China’s interest in India’s nuclear programme is, to put it politely, curious. Beijing has consistently vetoed Delhi’s application to join the Nuclear Suppliers Group and yet it wishes to enter India’s nuclear market. China may have calculated its policy based on India’s nuclear liability law – as it exists, the law inhibits private foreign vendors such as Westinghouse or GE from competing in the Indian market by imposing new and large insurance premia. The state-owned enterprises of Russia and China, however, will find it easier to provide for the necessary guarantees. If India sticks to its present nuclear liability law, the smaller number of vendors in India’s nuclear bazaar is to China’s advantage. A normative nuclear liability law, however, negates that advantage and leaves China with little to offer.

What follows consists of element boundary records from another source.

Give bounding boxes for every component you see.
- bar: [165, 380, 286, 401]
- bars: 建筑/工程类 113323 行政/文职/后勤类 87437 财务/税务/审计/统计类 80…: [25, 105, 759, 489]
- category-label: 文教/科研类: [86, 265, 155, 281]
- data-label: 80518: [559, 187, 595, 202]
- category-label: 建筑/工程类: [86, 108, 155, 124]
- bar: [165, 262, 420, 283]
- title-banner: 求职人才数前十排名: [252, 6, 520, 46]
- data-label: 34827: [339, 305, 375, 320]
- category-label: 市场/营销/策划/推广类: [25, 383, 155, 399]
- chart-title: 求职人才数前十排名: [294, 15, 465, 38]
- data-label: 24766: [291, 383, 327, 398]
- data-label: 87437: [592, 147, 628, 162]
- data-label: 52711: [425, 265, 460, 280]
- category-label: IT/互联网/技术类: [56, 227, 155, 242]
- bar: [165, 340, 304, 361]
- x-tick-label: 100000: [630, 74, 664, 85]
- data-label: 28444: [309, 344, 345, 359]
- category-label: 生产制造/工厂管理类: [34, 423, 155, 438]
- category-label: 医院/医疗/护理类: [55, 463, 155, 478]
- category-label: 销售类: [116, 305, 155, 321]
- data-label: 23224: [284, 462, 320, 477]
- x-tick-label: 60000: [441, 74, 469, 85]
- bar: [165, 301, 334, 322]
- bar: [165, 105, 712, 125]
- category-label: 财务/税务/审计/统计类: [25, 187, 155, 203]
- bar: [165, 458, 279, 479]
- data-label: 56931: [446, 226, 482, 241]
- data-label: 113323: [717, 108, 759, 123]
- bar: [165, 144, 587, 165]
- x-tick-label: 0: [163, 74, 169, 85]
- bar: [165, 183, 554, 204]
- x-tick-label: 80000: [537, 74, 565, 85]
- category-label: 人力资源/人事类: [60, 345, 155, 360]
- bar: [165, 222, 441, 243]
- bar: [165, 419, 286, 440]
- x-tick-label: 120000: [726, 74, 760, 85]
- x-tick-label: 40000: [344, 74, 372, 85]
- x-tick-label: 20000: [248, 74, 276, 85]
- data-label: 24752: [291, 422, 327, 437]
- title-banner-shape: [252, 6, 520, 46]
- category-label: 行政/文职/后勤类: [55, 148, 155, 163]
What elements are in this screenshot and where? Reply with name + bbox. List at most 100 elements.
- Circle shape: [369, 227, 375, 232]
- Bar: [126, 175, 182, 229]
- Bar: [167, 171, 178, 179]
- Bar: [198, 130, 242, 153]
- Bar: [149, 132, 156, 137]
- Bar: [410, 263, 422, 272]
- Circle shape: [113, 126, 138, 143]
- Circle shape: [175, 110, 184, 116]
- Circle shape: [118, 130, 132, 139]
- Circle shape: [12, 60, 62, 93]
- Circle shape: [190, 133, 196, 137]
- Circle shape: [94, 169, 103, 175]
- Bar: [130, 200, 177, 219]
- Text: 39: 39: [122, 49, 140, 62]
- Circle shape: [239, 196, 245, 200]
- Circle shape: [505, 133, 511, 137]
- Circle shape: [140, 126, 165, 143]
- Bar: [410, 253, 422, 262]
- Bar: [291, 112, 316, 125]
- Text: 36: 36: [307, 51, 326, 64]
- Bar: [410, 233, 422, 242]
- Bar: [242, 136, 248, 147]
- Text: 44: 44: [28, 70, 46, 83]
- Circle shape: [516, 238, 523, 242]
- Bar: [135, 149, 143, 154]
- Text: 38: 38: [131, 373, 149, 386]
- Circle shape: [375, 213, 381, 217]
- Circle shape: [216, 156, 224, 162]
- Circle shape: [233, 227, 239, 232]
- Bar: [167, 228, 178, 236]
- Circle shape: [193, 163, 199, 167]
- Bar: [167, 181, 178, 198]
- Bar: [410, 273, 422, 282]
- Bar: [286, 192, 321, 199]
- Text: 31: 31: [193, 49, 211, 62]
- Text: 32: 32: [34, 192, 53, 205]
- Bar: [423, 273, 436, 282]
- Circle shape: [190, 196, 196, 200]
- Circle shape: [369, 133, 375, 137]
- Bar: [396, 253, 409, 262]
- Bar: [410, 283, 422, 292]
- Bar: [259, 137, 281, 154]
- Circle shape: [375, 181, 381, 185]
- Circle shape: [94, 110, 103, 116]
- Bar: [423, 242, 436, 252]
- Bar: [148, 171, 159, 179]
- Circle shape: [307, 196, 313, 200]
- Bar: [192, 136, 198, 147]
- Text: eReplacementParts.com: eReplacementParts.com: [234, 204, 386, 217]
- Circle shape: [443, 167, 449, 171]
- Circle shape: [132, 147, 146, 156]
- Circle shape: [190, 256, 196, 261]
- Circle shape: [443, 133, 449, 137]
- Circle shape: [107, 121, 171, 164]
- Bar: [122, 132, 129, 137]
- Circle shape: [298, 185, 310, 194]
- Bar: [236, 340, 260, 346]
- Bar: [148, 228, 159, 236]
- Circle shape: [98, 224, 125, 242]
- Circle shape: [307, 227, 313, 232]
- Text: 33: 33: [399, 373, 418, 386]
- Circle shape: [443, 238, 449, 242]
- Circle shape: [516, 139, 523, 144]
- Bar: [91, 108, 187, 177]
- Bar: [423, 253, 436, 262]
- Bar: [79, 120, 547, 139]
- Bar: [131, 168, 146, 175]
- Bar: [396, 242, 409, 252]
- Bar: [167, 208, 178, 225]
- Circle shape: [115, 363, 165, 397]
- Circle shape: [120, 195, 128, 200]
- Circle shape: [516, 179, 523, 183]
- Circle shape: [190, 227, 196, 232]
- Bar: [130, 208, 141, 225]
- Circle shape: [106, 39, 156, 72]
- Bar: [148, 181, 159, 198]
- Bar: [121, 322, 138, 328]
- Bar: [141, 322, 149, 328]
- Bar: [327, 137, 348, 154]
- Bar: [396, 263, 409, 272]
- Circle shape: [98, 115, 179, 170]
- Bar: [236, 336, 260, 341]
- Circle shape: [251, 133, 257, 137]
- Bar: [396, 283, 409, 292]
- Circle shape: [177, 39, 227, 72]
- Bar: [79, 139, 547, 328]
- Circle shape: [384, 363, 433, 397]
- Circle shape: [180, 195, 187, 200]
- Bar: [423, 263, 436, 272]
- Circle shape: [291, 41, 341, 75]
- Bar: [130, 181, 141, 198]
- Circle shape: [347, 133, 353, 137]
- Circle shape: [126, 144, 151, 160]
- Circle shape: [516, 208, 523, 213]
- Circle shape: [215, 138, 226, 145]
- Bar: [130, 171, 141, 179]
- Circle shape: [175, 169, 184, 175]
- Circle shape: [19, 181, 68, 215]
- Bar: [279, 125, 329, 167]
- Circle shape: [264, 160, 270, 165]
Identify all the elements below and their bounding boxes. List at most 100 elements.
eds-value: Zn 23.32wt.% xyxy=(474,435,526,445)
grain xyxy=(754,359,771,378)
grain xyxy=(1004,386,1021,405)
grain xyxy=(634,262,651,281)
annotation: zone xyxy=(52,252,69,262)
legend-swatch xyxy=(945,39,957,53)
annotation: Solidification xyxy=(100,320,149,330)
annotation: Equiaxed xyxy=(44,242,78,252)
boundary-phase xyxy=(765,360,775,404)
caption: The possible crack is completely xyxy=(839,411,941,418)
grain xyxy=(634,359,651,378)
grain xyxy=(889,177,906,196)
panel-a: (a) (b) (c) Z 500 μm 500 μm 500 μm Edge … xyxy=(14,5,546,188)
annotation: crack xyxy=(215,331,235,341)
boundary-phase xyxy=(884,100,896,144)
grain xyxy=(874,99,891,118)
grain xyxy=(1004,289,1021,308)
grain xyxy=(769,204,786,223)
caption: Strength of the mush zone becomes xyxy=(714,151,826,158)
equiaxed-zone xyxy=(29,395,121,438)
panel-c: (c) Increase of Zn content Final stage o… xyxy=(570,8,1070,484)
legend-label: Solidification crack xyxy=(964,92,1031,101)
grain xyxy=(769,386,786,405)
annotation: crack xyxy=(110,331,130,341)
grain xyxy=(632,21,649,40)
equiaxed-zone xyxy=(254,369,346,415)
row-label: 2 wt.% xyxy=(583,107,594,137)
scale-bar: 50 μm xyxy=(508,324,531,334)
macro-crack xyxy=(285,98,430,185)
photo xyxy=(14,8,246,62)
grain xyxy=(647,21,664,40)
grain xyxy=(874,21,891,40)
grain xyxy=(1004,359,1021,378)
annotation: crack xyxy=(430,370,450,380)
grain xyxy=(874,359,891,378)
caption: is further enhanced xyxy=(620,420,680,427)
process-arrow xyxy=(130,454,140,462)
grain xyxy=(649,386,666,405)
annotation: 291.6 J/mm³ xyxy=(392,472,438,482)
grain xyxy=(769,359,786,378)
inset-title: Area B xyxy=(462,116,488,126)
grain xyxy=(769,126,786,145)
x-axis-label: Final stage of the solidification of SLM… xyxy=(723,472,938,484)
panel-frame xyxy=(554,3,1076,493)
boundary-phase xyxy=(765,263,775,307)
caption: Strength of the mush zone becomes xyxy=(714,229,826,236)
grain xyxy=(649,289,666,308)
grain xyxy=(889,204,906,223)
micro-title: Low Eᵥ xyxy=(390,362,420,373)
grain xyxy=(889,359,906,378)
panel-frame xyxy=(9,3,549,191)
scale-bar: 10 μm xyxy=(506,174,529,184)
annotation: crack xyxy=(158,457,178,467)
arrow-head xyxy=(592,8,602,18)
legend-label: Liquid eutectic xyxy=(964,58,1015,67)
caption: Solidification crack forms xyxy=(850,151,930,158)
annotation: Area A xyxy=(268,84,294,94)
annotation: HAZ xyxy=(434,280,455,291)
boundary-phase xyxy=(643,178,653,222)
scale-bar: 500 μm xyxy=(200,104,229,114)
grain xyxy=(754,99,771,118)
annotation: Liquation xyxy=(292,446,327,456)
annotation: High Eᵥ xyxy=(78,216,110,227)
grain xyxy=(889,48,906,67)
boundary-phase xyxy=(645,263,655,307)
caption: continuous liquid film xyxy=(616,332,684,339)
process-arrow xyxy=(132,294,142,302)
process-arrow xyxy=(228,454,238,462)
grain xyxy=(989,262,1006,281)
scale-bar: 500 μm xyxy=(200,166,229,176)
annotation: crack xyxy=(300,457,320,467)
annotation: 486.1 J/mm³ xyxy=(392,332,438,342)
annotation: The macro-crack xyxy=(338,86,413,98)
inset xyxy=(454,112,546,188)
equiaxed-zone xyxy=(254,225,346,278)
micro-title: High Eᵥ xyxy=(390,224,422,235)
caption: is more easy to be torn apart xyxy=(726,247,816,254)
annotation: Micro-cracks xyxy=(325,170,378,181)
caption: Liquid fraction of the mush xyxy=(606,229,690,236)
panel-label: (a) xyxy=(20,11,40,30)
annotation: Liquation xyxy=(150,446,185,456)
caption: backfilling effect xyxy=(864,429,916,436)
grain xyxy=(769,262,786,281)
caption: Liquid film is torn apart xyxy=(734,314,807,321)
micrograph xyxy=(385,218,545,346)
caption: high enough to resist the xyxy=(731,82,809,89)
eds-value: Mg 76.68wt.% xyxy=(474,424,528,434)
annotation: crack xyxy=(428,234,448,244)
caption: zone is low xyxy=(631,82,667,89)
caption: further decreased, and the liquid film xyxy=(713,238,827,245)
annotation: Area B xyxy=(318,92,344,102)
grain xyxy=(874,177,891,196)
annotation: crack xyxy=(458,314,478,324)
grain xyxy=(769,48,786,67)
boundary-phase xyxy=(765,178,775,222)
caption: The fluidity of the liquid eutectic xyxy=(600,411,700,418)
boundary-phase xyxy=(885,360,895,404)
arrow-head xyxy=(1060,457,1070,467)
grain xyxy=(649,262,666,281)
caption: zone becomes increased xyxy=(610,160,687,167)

India must insist on any nuclear cooperation with China to be contingent upon Beijing’s unconditional support to India’s membership to the NSG; China is presently trying to finagle a place for its ally Pakistan along with India in the body and such hyphenation runs contrary to Delhi’s long-stated position. An uncompromising attitude on the NSG costs India little for China has no nuclear unique selling point. The policy of barring India’s entry into the NSG while hoping to enter its nuclear market run contrary to each other.

India’s nuclear establishment has borne the price of four decades in the non-proliferation wilderness. Consequently, it remains in a diminished capacity and sorely needs an infusion of capital and talent. However, China is an unsuitable partner for India in a venture as complex and as strategic as nuclear energy for technical as well as geopolitical reasons. As with telecommunications, it would not be judicious for India to allow China into its nuclear energy market.


This post appeared on Daily News & Analysis on September 23, 2014.